The National Stock Exchange has scrapped the system of auctioning shares when the delivering member fails to replace fake shares within the stipulated time in a particular settlement cycle.
R H Patil, managing director, NSE, said, The system of auction, if the delivering member fails to replace the shares within a certain time, has been scrapped. The exchange now directly buys shares from the market, and replaces the fake shares.
This change in policy is to further speed up the process of dispensing with fake/forged shares floating in the exchange. Secondly, the auction procedure used to push up prices of shares. This could be avoided if the clearing corporation of the exchange directly buys from the market like any other buyer. The difference between the selling price and the price at which the exchange buys from the market is debited from the account of the delivering member.
NSE brokers said that the system of filtering out fake and forged shares being traded on the exchange, especially in the counters of Reliance and SBI, is faulty as it penalises and causes harassment to genuine brokers.
In the present system, if the representatives of the registrars, RCS and MCS, find shares to be fake, the certificates are cancelled, and an objection memo is issued to the delivering members. The delivering members are then given seven days time to replace the fake shares failing which the clearing corporation directly buys shares from the market and debits the difference from the delivering member.
The delivering member may then lodge the shares as company objection against the introducing member. Then the procedure for bad delivery of shares will be followed by the exchange. The NSE then tries to trace back the chain and identify the introducing member. The introducing member, if identified, has to pay up an amount equal to the value of the fake shares or replace the shares by genuine ones. Later, the delivering member gets reimbursed by the exchange.
Brokers argument is that if they are not the introducing member, they should not be forced to replace the fake shares within such a short span of time or pay the price difference to the exchange. This move, according to them, effectively penalises those who may not be responsible for circulating the fake shares.
The lop-sided approach is further aggravated by the fact that when the introducing broker is finally traced, he is given 21 days to replace the fake shares or pay up when the delivering member is allowed only 7 days.
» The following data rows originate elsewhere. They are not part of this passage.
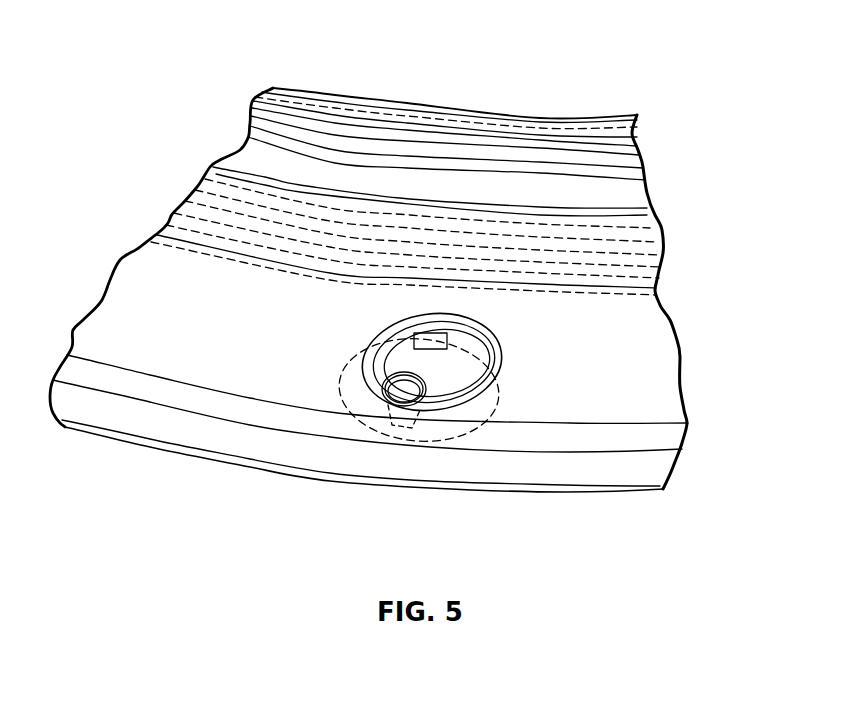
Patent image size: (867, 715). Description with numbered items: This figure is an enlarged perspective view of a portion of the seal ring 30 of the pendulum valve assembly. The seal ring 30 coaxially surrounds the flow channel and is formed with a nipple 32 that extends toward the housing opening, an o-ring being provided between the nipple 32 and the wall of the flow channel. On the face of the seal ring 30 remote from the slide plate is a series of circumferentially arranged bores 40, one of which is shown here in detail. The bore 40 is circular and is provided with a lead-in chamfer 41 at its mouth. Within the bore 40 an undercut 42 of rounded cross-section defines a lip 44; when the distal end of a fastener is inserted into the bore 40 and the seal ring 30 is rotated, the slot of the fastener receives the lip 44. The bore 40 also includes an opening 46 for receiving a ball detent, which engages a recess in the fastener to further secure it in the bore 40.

The seal ring 30 is at (357, 86).
The nipple 32 is at (633, 167).
The bore 40 is at (490, 344).
The lead-in chamfer 41 is at (481, 326).
The undercut 42 is at (337, 377).
The lip 44 is at (387, 346).
The opening 46 is at (425, 391).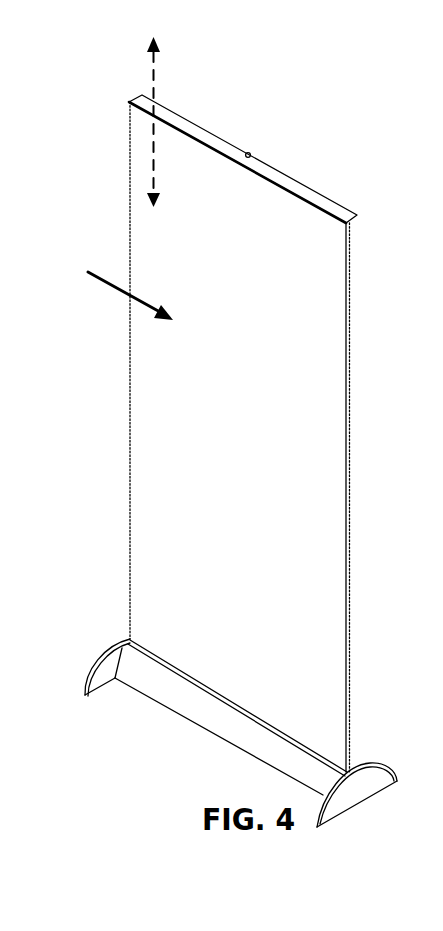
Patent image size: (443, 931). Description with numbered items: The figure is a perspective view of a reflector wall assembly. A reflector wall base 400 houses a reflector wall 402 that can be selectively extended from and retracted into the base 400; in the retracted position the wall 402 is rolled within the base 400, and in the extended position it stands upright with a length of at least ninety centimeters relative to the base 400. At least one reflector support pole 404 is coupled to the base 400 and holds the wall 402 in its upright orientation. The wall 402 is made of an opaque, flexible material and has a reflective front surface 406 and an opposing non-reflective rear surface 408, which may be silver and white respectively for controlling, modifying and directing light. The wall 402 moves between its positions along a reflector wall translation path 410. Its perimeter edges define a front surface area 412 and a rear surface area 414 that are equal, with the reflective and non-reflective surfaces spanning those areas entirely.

The reflector wall base 400 is at (110, 670).
The reflector wall 402 is at (153, 412).
The reflector support pole 404 is at (249, 152).
The reflective front surface 406 is at (109, 290).
The non-reflective rear surface 408 is at (350, 380).
The reflector wall translation path 410 is at (150, 145).
The front surface area 412 is at (241, 410).
The rear surface area 414 is at (350, 313).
Officials of the exchange said that the present system was the only way out if the efficiency of the settlement and clearing process is to be maintained.
The suggestion being put forward by some brokers is that the NSE directly trace the introducing member and demand replacement of scrips or debit money from his account.
However, according to NSE officials, it is impractical because the settlement process cannot be completed within the stipulated time.